Uses of Genetics in Conservation

Genetics can help us determine how closely related certain species are, through protein comparison, the comparison of chromosome number, or comparative genomics3. Chromosome number differs rather often in plants, through polyploidy (that is, having extra copies of the chromosome set), or chromosome deletion. Protein comparison can also be used in the identification of related species, because proteins are coded for by DNA (therefore different DNA can result in different proteins).

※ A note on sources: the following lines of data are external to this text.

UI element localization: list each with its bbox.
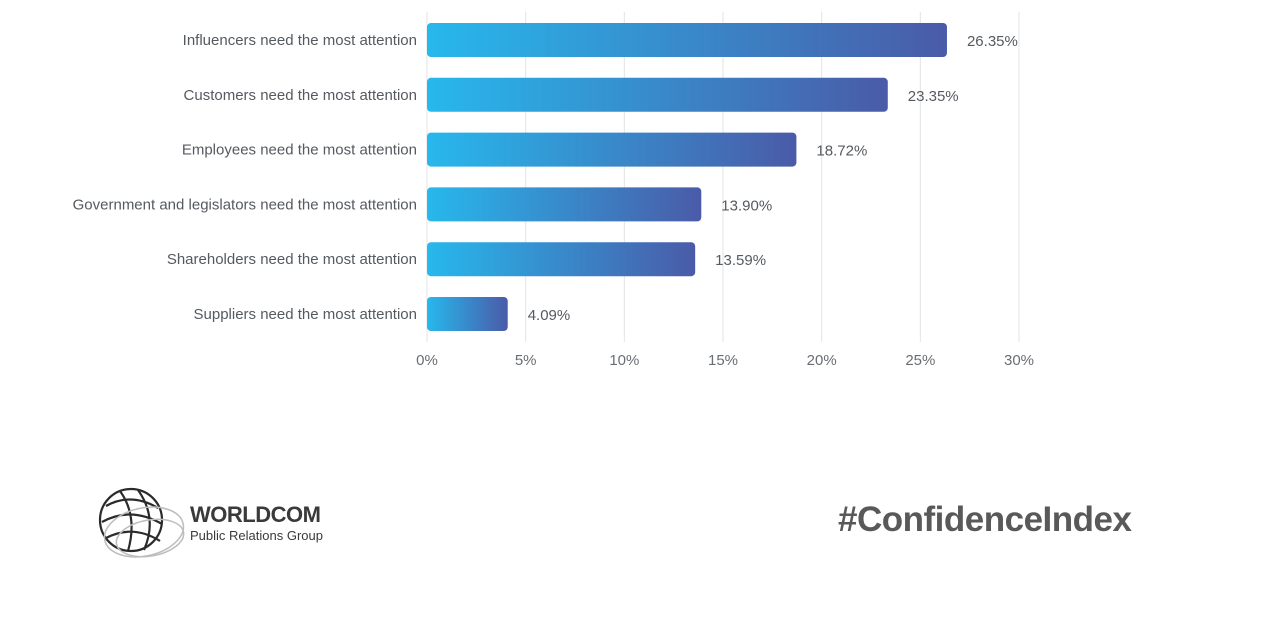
- x-tick-label: 25%: [905, 352, 935, 369]
- category-label: Customers need the most attention: [184, 87, 417, 104]
- category-label: Suppliers need the most attention: [194, 306, 417, 323]
- data-label: 26.35%: [967, 33, 1018, 50]
- data-label: 23.35%: [908, 88, 959, 105]
- logo-subtitle: Public Relations Group: [190, 528, 323, 543]
- data-label: 18.72%: [816, 143, 867, 160]
- category-label: Shareholders need the most attention: [167, 251, 417, 268]
- bar-chart: 0% 5% 10% 15% 20% 25% 30% Influencers need the …: [73, 12, 1034, 369]
- logo-name: WORLDCOM: [190, 502, 321, 527]
- worldcom-logo: WORLDCOM Public Relations Group: [98, 486, 323, 560]
- category-label: Influencers need the most attention: [183, 32, 417, 49]
- x-tick-label: 0%: [416, 352, 438, 369]
- data-label: 4.09%: [528, 307, 571, 324]
- bar: [427, 187, 702, 222]
- bar: [427, 77, 888, 112]
- category-label: Employees need the most attention: [182, 142, 417, 159]
- bar: [427, 23, 947, 57]
- bar: [427, 132, 797, 167]
- bar: [427, 242, 696, 277]
- category-label: Government and legislators need the most…: [73, 196, 417, 213]
- x-tick-label: 10%: [609, 352, 639, 369]
- x-tick-label: 20%: [807, 352, 837, 369]
- x-tick-label: 15%: [708, 352, 738, 369]
- bar: [427, 297, 508, 331]
- x-tick-label: 30%: [1004, 352, 1034, 369]
- data-label: 13.59%: [715, 252, 766, 269]
- globe-icon: [98, 487, 185, 558]
- data-label: 13.90%: [721, 197, 772, 214]
- hashtag-text: #ConfidenceIndex: [838, 500, 1132, 539]
- x-tick-label: 5%: [515, 352, 537, 369]
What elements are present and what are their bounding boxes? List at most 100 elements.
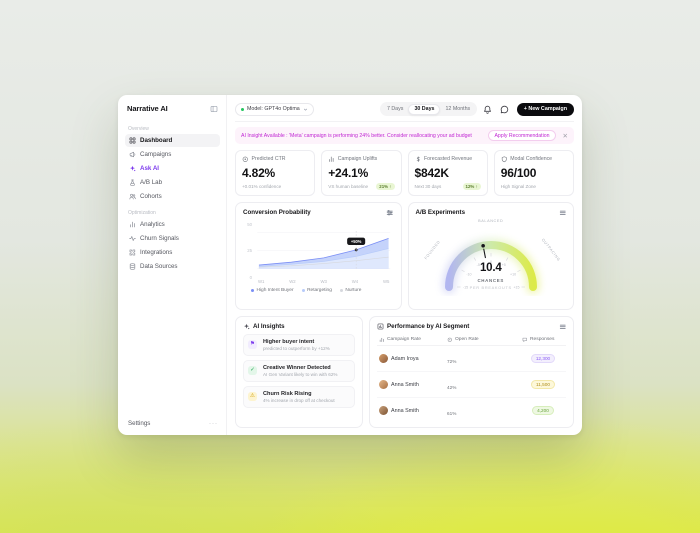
- sidebar: Narrative AI Overview Dashboard Campaign…: [118, 95, 227, 435]
- bar-chart-icon: [129, 221, 136, 228]
- insight-item-buyer-intent[interactable]: ⚑ Higher buyer intent predicted to outpe…: [243, 334, 355, 356]
- legend-item[interactable]: High Intent Buyer: [251, 288, 294, 293]
- svg-text:0: 0: [490, 259, 492, 263]
- legend-item[interactable]: Nurture: [339, 288, 361, 293]
- sparkles-icon: [243, 323, 250, 330]
- dashboard-grid-icon: [129, 137, 136, 144]
- settings-label[interactable]: Settings: [128, 420, 151, 427]
- date-range-group: 7 Days 30 Days 12 Months: [380, 102, 477, 116]
- sidebar-item-integrations[interactable]: Integrations: [125, 246, 220, 259]
- model-selector[interactable]: Model: GPT4o Optima: [235, 102, 314, 116]
- sidebar-item-campaigns[interactable]: Campaigns: [125, 148, 220, 161]
- more-options-icon[interactable]: ···: [209, 420, 218, 427]
- range-30-days[interactable]: 30 Days: [408, 103, 441, 115]
- avatar: [379, 406, 388, 415]
- ai-insight-banner: AI Insight Available : 'Meta' campaign i…: [235, 127, 574, 144]
- range-12-months[interactable]: 12 Months: [445, 105, 471, 112]
- insight-title: Higher buyer intent: [263, 338, 315, 345]
- kpi-card-modal-confidence: Modal Confidence 96/100 High Signal Zone: [493, 150, 574, 196]
- avatar: [379, 380, 388, 389]
- svg-text:+10: +10: [510, 272, 516, 276]
- sidebar-section-overview: Overview: [128, 126, 149, 132]
- table-row[interactable]: Adam Iroya 72% 12,300: [377, 346, 566, 372]
- chart-tooltip: +50%: [347, 230, 366, 269]
- close-icon[interactable]: ✕: [562, 132, 568, 140]
- collapse-sidebar-icon[interactable]: [210, 105, 218, 113]
- sidebar-item-label: Dashboard: [140, 137, 173, 144]
- bars-icon: [379, 337, 385, 343]
- open-rate-value: 61%: [447, 410, 457, 416]
- table-row[interactable]: Anna Smith 42% 11,500: [377, 372, 566, 398]
- responses-badge: 4,200: [532, 406, 554, 415]
- insight-item-creative-winner[interactable]: ✓ Creative Winner Detected AI Gen Varian…: [243, 360, 355, 382]
- svg-text:+50%: +50%: [351, 238, 362, 243]
- insight-item-churn-risk[interactable]: ⚠ Churn Risk Rising 4% increase in drop …: [243, 386, 355, 408]
- apply-recommendation-button[interactable]: Apply Recommendation: [488, 130, 556, 141]
- kpi-row: Predicted CTR 4.82% +0.01% confidence Ca…: [235, 150, 574, 196]
- sidebar-item-analytics[interactable]: Analytics: [125, 218, 220, 231]
- model-selector-label: Model: GPT4o Optima: [247, 106, 300, 112]
- kpi-card-predicted-ctr: Predicted CTR 4.82% +0.01% confidence: [235, 150, 316, 196]
- range-7-days[interactable]: 7 Days: [386, 105, 404, 112]
- insight-title: Churn Risk Rising: [263, 390, 312, 397]
- ai-insight-text: AI Insight Available : 'Meta' campaign i…: [241, 132, 472, 139]
- menu-icon[interactable]: [559, 209, 567, 217]
- kpi-subtext: VS human baseline: [328, 184, 369, 189]
- avatar: [379, 354, 388, 363]
- column-header[interactable]: Open Rate: [455, 336, 479, 342]
- model-status-dot: [241, 107, 244, 111]
- sidebar-item-ab-lab[interactable]: A/B Lab: [125, 176, 220, 189]
- flag-icon: ⚑: [248, 340, 257, 349]
- bar-chart-icon: [328, 156, 335, 163]
- svg-text:-10: -10: [466, 272, 471, 276]
- new-campaign-button[interactable]: + New Campaign: [516, 102, 574, 116]
- flask-icon: [129, 179, 136, 186]
- card-title: A/B Experiments: [415, 209, 466, 217]
- kpi-value: +24.1%: [328, 166, 369, 180]
- sidebar-item-cohorts[interactable]: Cohorts: [125, 190, 220, 203]
- insight-title: Creative Winner Detected: [263, 364, 331, 371]
- topbar: Model: GPT4o Optima 7 Days 30 Days 12 Mo…: [235, 100, 574, 122]
- responses-badge: 12,300: [530, 354, 556, 363]
- sidebar-item-data-sources[interactable]: Data Sources: [125, 260, 220, 273]
- column-header[interactable]: Responses: [530, 336, 555, 342]
- legend-item[interactable]: Retargeting: [301, 288, 332, 293]
- insight-subtext: predicted to outperform by +12%: [263, 346, 330, 351]
- sidebar-item-churn-signals[interactable]: Churn Signals: [125, 232, 220, 245]
- card-title: Conversion Probability: [243, 209, 311, 217]
- charts-row: Conversion Probability 50 25 0 +50% W1 W2 W3…: [235, 202, 574, 310]
- sidebar-item-ask-ai[interactable]: Ask AI: [125, 162, 220, 175]
- target-icon: [242, 156, 249, 163]
- sidebar-section-optimization: Optimization: [128, 210, 156, 216]
- filter-sliders-icon[interactable]: [386, 209, 394, 217]
- sidebar-item-label: Campaigns: [140, 151, 172, 158]
- x-tick: W4: [351, 278, 359, 284]
- sidebar-item-label: Analytics: [140, 221, 165, 228]
- notifications-bell-icon[interactable]: [483, 105, 492, 114]
- insight-subtext: AI Gen Variant likely to win with 62%: [263, 372, 338, 377]
- conversion-probability-card: Conversion Probability 50 25 0 +50% W1 W2 W3…: [235, 202, 402, 310]
- messages-icon[interactable]: [500, 105, 509, 114]
- row-name: Anna Smith: [391, 407, 419, 414]
- users-icon: [129, 193, 136, 200]
- svg-text:-5: -5: [476, 263, 479, 267]
- column-header[interactable]: Campaign Rate: [387, 336, 421, 342]
- dollar-icon: [415, 156, 422, 163]
- conversion-chart-area: 50 25 0 +50% W1 W2 W3 W4 W5: [243, 220, 394, 284]
- table-row[interactable]: Anna Smith 61% 4,200: [377, 398, 566, 423]
- gauge-chart: -15 -10 -5 0 +5 +10 +15: [442, 238, 540, 293]
- app-logo: Narrative AI: [127, 104, 168, 113]
- kpi-subtext: Next 30 days: [414, 184, 442, 189]
- settings-row: Settings ···: [128, 420, 218, 427]
- card-title-text: Performance by AI Segment: [387, 323, 470, 331]
- gauge-unit-line2: PER BREAKOUTS: [469, 284, 512, 290]
- y-tick: 50: [247, 221, 252, 227]
- sidebar-item-label: Integrations: [140, 249, 173, 256]
- circle-icon: [447, 337, 453, 343]
- conversion-chart: +50%: [257, 230, 391, 269]
- menu-icon[interactable]: [559, 323, 567, 331]
- sidebar-item-dashboard[interactable]: Dashboard: [125, 134, 220, 147]
- svg-text:+5: +5: [501, 263, 505, 267]
- sidebar-item-label: Churn Signals: [140, 235, 179, 242]
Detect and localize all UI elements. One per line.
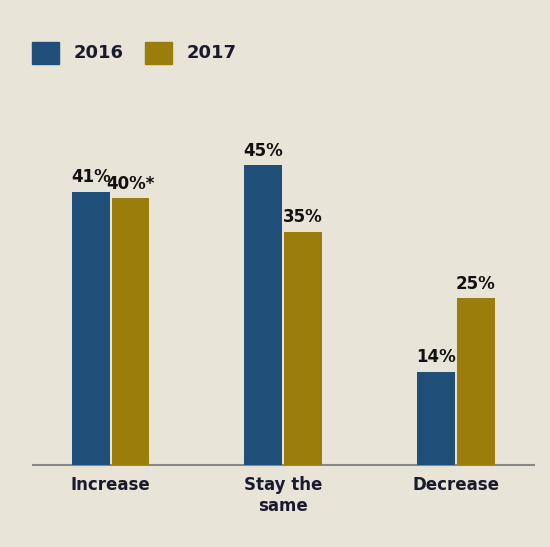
Text: 14%: 14% (416, 348, 456, 366)
Text: 40%*: 40%* (106, 175, 155, 193)
Bar (417, 371, 455, 465)
Bar (284, 232, 322, 465)
Bar (244, 165, 282, 465)
Bar (112, 199, 150, 465)
Text: 25%: 25% (456, 275, 496, 293)
Legend: 2016, 2017: 2016, 2017 (32, 42, 236, 63)
Text: 45%: 45% (244, 142, 283, 160)
Text: 35%: 35% (283, 208, 323, 226)
Bar (456, 298, 494, 465)
Text: 41%: 41% (71, 168, 111, 187)
Bar (72, 192, 110, 465)
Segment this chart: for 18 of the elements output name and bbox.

It is relatively easy to lose species without the aid of conservation genetics, as can be shown by a short cause-effect paragraph:

A species loses its habitat due to human intervention (we want to build some condominiums on top of a gopher home, not recognising that this particular species of gopher does not exist anywhere else in the world). The population size of these gophers dwindles to perhaps 15 individuals through loss of habitat. The low population size also results in different gender-to-gender ratios among these gophers. Now the effective population size approaches zero. Inbreeding occurs, in an attempt to save the population. The allele frequency and alleles contained in that population go askew, and the gophers become extremely susceptible to disease. An epidemic is enough to finish them off.

Without Conservation Genetics, we could be trying to conserve one population of 1000 individuals and relatively large genetic diversity (remember that conservation is very expensive), while another population of 1500 individuals is much closer to extinction due to their nearly non-existent diversity. It is genetics that lets us know this, and it is genetics that can give us answers to all our other questions necessary to the successful conservation of as many species as possible.

1Heterozygosity is the state of having both a dominant and recessive allele (version) of a trait. The dominant trait is most usually the one that will be shown in the organism's physical appearance. Also, it is generally recognised among genetic conservationists that heterozygous organisms are the ones most 'fit' in the Darwinian sense: they have the best of both worlds, so to speak, and if needed can draw on either allele for survival. Individuals with two copies of the same allele are known as homozygous, and are considered less 'fit' because they only have one allele option.2An organism's genotype is its genetic make-up, which gene forms it has. (The gene forms are more scientifically known as alleles.) An organism's phenotype is composed of the physical traits resulting from this genetic makeup.3Comparative genomics stays in the same broad field as 'comparison of chromosome number', but includes the comparing of all of the individual genes of one species to other species. This is a relatively new field, because we have only recently found species gene-maps.